The other method, of course, is WAG (Wild Ass Guessing). Most PMs I know have had to resort to this at one point or another, based on their experience on similar projects in the past. Ideally though, they're asking the experts on the team how long it will take to do their work, then simply rolling that information up into a comprehensive project plan/work breakdown schedule.
A very common situation is the internally or externally fixed due date. For example, a new system is needed to support peak season for a company, like Christmas for most retailers. Miss the date, no point in having done the project. Meeting a government legislated deadline is another case.
The key is not to freak out, but to essentially define what can reasonably delivered in the set timeframe, starting with a given set of resources. Use a rule-of-thumb like 25% analysis, 50% development, and 25% testing to divide up the timeframe. Work with the experts to estimate what can be created in such a timeframe. review that with the sponsor; if its not enough, try adding more resources but knowing that there is an upper limit on resources before adding more actually slows things down. Get creative, figure out what can be done in parallel, and have parallel teams/projects.........
Again, the key is not to say that fixed dates are not reasonable, but to work with the business to agree on what can be delivered by a fixed date. I have found that it is almost never completely what is wantedd, but it is enough to meet immediate needs, then add to it in another go-round.
Every good PM I've ever met rarely makes their own estimates - they rely upon the expertise of the team leads from each respective group (BAs, development, testers, etc.) to judge how long their team's tasks will take.

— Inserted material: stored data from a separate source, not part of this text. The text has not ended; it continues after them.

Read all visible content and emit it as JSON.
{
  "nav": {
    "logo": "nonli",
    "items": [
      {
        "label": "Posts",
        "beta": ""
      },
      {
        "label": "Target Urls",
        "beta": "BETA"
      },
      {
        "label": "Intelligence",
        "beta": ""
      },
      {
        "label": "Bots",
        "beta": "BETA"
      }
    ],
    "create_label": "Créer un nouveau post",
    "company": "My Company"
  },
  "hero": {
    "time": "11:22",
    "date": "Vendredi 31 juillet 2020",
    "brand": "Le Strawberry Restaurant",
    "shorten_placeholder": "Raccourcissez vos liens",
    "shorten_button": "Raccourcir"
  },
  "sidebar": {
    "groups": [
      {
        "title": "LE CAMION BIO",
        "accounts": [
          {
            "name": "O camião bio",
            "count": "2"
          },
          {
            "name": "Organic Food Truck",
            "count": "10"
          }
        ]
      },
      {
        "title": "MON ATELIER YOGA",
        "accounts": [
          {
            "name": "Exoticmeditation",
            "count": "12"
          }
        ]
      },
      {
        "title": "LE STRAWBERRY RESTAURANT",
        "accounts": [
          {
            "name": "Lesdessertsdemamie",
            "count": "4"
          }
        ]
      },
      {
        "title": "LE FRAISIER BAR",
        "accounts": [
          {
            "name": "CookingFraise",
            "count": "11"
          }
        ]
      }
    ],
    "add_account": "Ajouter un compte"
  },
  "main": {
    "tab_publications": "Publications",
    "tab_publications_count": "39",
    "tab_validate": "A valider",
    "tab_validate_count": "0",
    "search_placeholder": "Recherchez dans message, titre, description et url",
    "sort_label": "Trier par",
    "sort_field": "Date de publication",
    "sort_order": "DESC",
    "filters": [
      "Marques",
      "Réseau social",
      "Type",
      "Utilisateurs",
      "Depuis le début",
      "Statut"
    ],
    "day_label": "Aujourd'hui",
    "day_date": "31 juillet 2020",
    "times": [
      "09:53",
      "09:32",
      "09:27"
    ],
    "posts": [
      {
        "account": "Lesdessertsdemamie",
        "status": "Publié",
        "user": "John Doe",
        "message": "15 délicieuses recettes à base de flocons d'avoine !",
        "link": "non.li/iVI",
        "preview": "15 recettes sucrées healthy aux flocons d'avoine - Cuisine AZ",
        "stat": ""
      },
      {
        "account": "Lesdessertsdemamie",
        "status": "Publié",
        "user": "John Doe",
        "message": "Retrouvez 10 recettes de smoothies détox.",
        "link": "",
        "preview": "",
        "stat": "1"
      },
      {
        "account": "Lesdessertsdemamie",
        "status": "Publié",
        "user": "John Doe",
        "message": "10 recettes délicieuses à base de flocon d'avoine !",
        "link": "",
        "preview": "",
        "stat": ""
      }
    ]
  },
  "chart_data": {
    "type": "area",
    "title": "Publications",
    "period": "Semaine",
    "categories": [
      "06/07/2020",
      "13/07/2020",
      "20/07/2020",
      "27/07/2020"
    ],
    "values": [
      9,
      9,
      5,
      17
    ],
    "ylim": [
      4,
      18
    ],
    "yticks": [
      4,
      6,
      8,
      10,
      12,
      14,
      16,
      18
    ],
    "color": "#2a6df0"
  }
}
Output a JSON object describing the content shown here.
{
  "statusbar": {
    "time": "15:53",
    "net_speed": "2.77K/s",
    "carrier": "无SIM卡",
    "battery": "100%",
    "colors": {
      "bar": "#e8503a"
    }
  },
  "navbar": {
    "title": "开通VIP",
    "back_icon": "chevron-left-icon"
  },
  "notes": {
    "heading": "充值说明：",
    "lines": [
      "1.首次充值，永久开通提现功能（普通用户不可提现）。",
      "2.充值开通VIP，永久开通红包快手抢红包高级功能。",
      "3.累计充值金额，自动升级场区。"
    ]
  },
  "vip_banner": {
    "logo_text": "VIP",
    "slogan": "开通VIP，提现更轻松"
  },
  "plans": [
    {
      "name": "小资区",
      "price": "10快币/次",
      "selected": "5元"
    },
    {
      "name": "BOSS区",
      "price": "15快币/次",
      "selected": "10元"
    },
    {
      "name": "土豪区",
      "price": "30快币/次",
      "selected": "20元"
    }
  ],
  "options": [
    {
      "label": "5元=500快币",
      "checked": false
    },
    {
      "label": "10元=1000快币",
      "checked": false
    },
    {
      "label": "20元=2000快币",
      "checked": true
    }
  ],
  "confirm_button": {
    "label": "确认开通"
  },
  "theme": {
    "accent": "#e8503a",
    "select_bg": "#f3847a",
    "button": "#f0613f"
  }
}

And good team leads will ask their team how long things will take. Note this requires a team to know what activities they are going to do, and so some panning has to take place first.
[QUOTE]larimar wrote
In a phased project, they may use what's calling a 'rolling wave' estimate method, whereby they get the BA team to estimate how long it will take to do detailed BA tasks, and only get high level, broad estimates for future work ....
[/quote]
An excellent way to accomodate uncertainty in the future. You can learn more on tis topic from Johanna Rothman's blog.
Also - anyone care to comment on agile project requirements planning and management procsses for BAs?